Exciting work! Some questions about universally slimmable networks
TaojiannanYang opened this issue · 3 comments
TaojiannanYang commented
Hi Jiahui, thanks for the open-source of your work. I have some questions about some details in universally slimmable networks.
- I didn't quite understand the post-statistics BN. Could you please elaborate it? e.g give a pseudo-code about how you implement it.
- It seems that you also need to pre-define the widths. There are just more widths but not exactly arbitrary widths, right?
Thanks a lot for your help!
JiahuiYu commented
Hi @TaojiannanYang ,
- Post-statistics BN is to update BN running stats with frozen model, by feeding training images.

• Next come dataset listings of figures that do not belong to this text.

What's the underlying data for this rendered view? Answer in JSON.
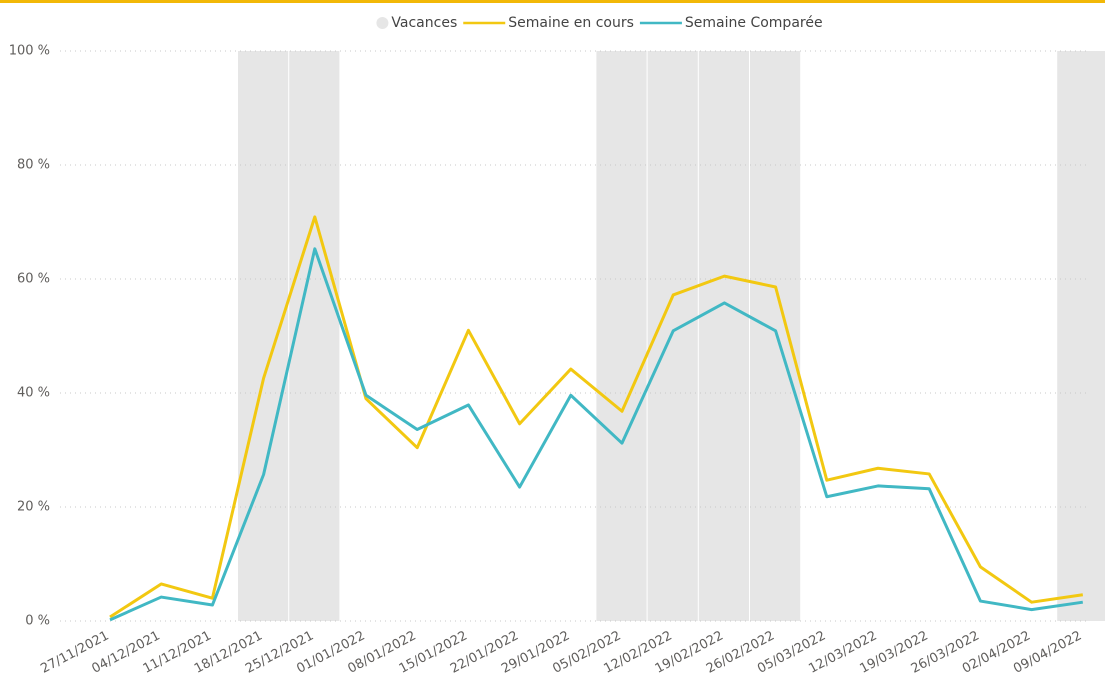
{
  "chart_data": {
    "type": "line",
    "categories": [
      "27/11/2021",
      "04/12/2021",
      "11/12/2021",
      "18/12/2021",
      "25/12/2021",
      "01/01/2022",
      "08/01/2022",
      "15/01/2022",
      "22/01/2022",
      "29/01/2022",
      "05/02/2022",
      "12/02/2022",
      "19/02/2022",
      "26/02/2022",
      "05/03/2022",
      "12/03/2022",
      "19/03/2022",
      "26/03/2022",
      "02/04/2022",
      "09/04/2022"
    ],
    "series": [
      {
        "name": "Vacances",
        "type": "bar",
        "color": "#e6e6e6",
        "values": [
          null,
          null,
          null,
          100,
          100,
          null,
          null,
          null,
          null,
          null,
          100,
          100,
          100,
          100,
          null,
          null,
          null,
          null,
          null,
          100
        ]
      },
      {
        "name": "Semaine en cours",
        "type": "line",
        "color": "#f2c811",
        "values": [
          0.7,
          6.5,
          4,
          42.6,
          70.9,
          39,
          30.4,
          51,
          34.6,
          44.2,
          36.8,
          57.2,
          60.5,
          58.6,
          24.7,
          26.8,
          25.8,
          9.5,
          3.3,
          4.6
        ]
      },
      {
        "name": "Semaine Comparée",
        "type": "line",
        "color": "#41b8c4",
        "values": [
          0.2,
          4.2,
          2.8,
          25.7,
          65.3,
          39.6,
          33.6,
          37.9,
          23.5,
          39.6,
          31.2,
          50.9,
          55.8,
          50.9,
          21.8,
          23.7,
          23.2,
          3.5,
          2,
          3.3
        ]
      }
    ],
    "ylim": [
      0,
      100
    ],
    "yticks": [
      {
        "value": 0,
        "label": "0 %"
      },
      {
        "value": 20,
        "label": "20 %"
      },
      {
        "value": 40,
        "label": "40 %"
      },
      {
        "value": 60,
        "label": "60 %"
      },
      {
        "value": 80,
        "label": "80 %"
      },
      {
        "value": 100,
        "label": "100 %"
      }
    ],
    "grid": true,
    "legend": "top"
  }
}
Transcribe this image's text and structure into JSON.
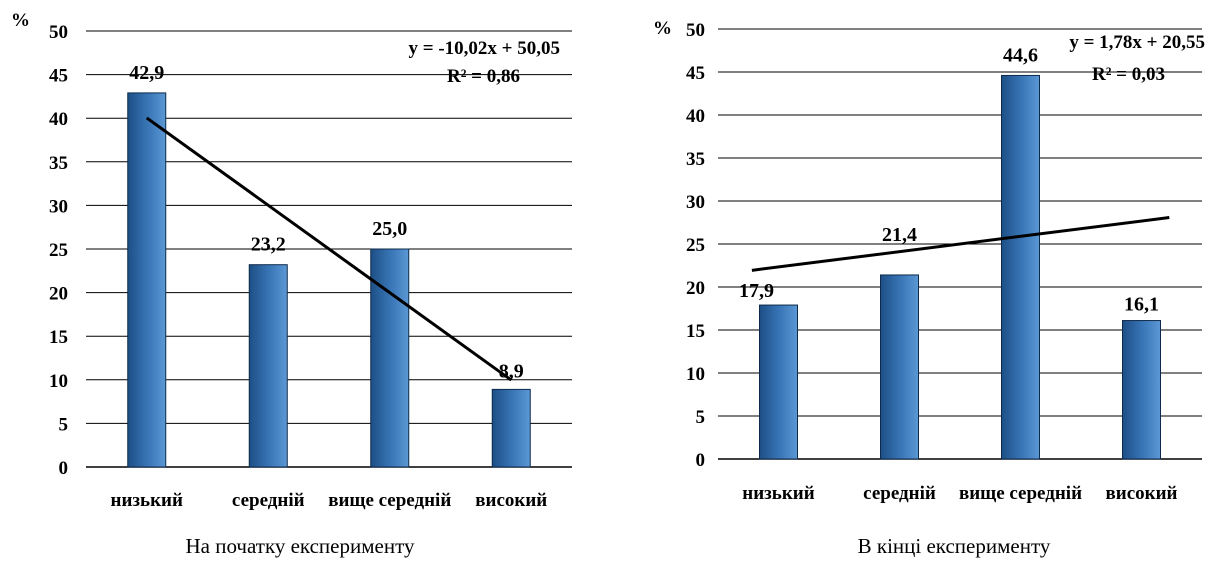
{
  "chart_data": [
    {
      "type": "bar",
      "caption": "На початку експерименту",
      "y_unit": "%",
      "categories": [
        "низький",
        "середній",
        "вище середній",
        "високий"
      ],
      "values": [
        42.9,
        23.2,
        25.0,
        8.9
      ],
      "value_labels": [
        "42,9",
        "23,2",
        "25,0",
        "8,9"
      ],
      "ylim": [
        0,
        50
      ],
      "yticks": [
        "0",
        "5",
        "10",
        "15",
        "20",
        "25",
        "30",
        "35",
        "40",
        "45",
        "50"
      ],
      "grid": true,
      "bar_color": "#3a77b8",
      "trendline": {
        "slope": -10.02,
        "intercept": 50.05,
        "equation": "y = -10,02x + 50,05",
        "r2": "R² = 0,86"
      }
    },
    {
      "type": "bar",
      "caption": "В кінці експерименту",
      "y_unit": "%",
      "categories": [
        "низький",
        "середній",
        "вище середній",
        "високий"
      ],
      "values": [
        17.9,
        21.4,
        44.6,
        16.1
      ],
      "value_labels": [
        "17,9",
        "21,4",
        "44,6",
        "16,1"
      ],
      "ylim": [
        0,
        50
      ],
      "yticks": [
        "0",
        "5",
        "10",
        "15",
        "20",
        "25",
        "30",
        "35",
        "40",
        "45",
        "50"
      ],
      "grid": true,
      "bar_color": "#3a77b8",
      "trendline": {
        "slope": 1.78,
        "intercept": 20.55,
        "equation": "y = 1,78x + 20,55",
        "r2": "R² = 0,03"
      }
    }
  ]
}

- It is NOT more widths, you can execute with arbitrary widths with US-Nets. Given our released model, you are able to (1) sample a random width, (2) compute post-statistics of BN given that width configuration, (3) execute it. We released several BN statistics with widths sampled from 0.35 - 1.0 evenly, but indeed you can sample any width.
TaojiannanYang commented
Hi Jiahui, Thanks for your reply.
So does this mean that during training phase, you just sample different widths and do naive training; in testing phase, given the desired width, you compute the BN mean and variance and then do inference?
Thanks for your help!
JiahuiYu commented
@TaojiannanYang That's sounds correct. During training, please try our proposed inplace distillation and the sandwich rule, instead of doing naive training.